Gambaran Umum Permasalahan

6.1. Gambaran Umum Permasalahan

Sungai Bengawan Solo merupakan salah-satu sungai terbesar di Pulau Jawa dengan luas wilayah mencapai 19,778 m2 atau sekitar 12% dari luas Pulau Jawa. Secara administratif berada di dua provinsi yang sejumlah daerahnya berada di wilayah Sungai Bengawan Solo. Daerah dimaksud untuk Provinsi Jawa Tengah adalah: Kabupaten Boyolali, Klaten, Sukoharjo, Wonogiri, Karanganyar, Sragen, Blora, Rembang, dan Kota Surakarta; sedangkan Provinsi Jawa Timur daerah yang dilewati adalah Kabupaten Pacitan, Ponorogo, Madiun, Magetan, Ngawi, Bojonegoro, Tuban, Lamongan, Gresik, Trenggalek, dan Mojokerto.
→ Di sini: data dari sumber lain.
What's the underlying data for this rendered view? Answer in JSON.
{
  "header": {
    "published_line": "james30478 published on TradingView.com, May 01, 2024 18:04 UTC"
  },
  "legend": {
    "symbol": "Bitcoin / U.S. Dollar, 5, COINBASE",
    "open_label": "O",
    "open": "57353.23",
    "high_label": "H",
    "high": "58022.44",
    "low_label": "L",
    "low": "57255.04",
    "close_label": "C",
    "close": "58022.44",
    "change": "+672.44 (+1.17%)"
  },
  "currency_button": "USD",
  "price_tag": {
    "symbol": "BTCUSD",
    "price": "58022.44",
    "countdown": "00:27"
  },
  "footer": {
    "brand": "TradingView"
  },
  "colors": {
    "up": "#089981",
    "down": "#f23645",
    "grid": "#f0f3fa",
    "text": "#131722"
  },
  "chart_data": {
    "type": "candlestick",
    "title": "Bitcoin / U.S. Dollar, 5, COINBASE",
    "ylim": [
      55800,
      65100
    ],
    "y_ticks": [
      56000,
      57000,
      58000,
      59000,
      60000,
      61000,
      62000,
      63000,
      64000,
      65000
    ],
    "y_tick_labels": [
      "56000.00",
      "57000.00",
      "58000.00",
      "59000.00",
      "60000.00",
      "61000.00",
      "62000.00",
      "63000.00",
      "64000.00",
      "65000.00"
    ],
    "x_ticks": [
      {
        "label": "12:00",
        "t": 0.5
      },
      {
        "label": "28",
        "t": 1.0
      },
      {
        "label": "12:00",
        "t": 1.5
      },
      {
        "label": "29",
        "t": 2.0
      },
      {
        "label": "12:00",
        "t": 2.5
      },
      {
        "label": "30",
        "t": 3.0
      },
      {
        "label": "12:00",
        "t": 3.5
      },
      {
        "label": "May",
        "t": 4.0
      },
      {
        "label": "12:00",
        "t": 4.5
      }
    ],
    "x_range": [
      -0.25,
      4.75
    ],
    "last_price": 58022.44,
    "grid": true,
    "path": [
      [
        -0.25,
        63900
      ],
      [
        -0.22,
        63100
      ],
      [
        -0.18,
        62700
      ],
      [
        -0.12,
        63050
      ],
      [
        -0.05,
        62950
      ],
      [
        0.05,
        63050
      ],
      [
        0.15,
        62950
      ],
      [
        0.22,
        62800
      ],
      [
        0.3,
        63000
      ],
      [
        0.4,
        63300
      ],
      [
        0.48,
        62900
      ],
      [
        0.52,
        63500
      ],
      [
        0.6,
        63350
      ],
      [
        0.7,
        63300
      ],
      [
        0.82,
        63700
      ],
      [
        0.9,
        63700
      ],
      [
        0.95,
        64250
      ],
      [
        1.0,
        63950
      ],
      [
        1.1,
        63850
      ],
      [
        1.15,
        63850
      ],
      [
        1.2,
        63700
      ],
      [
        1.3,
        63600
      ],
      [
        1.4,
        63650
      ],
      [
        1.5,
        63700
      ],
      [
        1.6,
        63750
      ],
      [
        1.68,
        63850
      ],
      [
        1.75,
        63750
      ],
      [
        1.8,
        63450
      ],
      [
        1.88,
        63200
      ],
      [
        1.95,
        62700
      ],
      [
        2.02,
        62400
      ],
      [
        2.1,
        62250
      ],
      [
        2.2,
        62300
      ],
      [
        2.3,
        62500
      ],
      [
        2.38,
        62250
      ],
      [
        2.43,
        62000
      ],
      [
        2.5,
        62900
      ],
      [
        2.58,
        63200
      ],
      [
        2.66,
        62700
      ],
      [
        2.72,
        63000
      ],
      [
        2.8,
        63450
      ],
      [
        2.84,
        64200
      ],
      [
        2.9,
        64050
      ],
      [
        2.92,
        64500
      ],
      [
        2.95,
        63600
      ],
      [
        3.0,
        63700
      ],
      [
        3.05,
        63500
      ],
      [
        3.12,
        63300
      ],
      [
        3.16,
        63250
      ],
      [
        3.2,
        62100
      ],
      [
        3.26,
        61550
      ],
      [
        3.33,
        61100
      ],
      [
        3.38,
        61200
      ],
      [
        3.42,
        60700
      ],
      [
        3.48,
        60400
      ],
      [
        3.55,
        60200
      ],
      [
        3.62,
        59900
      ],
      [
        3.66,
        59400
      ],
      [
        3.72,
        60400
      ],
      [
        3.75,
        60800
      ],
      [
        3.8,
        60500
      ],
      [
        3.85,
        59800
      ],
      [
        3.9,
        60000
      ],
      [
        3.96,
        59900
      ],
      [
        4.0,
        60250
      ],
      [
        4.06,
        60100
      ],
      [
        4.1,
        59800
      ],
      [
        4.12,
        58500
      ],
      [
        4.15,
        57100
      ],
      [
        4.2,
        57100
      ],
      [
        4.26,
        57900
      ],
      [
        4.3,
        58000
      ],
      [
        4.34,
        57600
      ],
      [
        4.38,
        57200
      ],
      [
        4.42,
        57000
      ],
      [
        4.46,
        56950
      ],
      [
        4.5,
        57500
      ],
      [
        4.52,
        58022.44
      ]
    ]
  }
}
Sungai Bengawan Solo sebagai Sungai terpanjang di Pulau Jawa, mengalir dari Pegunungan Sewu di Barat Selatan Surakarta ke Laut Jawa Utara di Surabaya, dengan luas Daerah Aliran Sungai (DAS) mencapai 16.1000 km2. Daserah Aliran Sungai tersebut masing-masing terdiri dari: (1) Sub Daerah Aliran Sungai (DAS) Bengawan Solo hulu dengan laus 6.702 km2, (2) Sub Daerah Aliran Sungai (DAS) Bengawan Solo hilir dengan luas 6.273 km2, dan (3) Sub Daerah Aliran Sungai (DAS) Kali Madiun dengan luas 3,755km2.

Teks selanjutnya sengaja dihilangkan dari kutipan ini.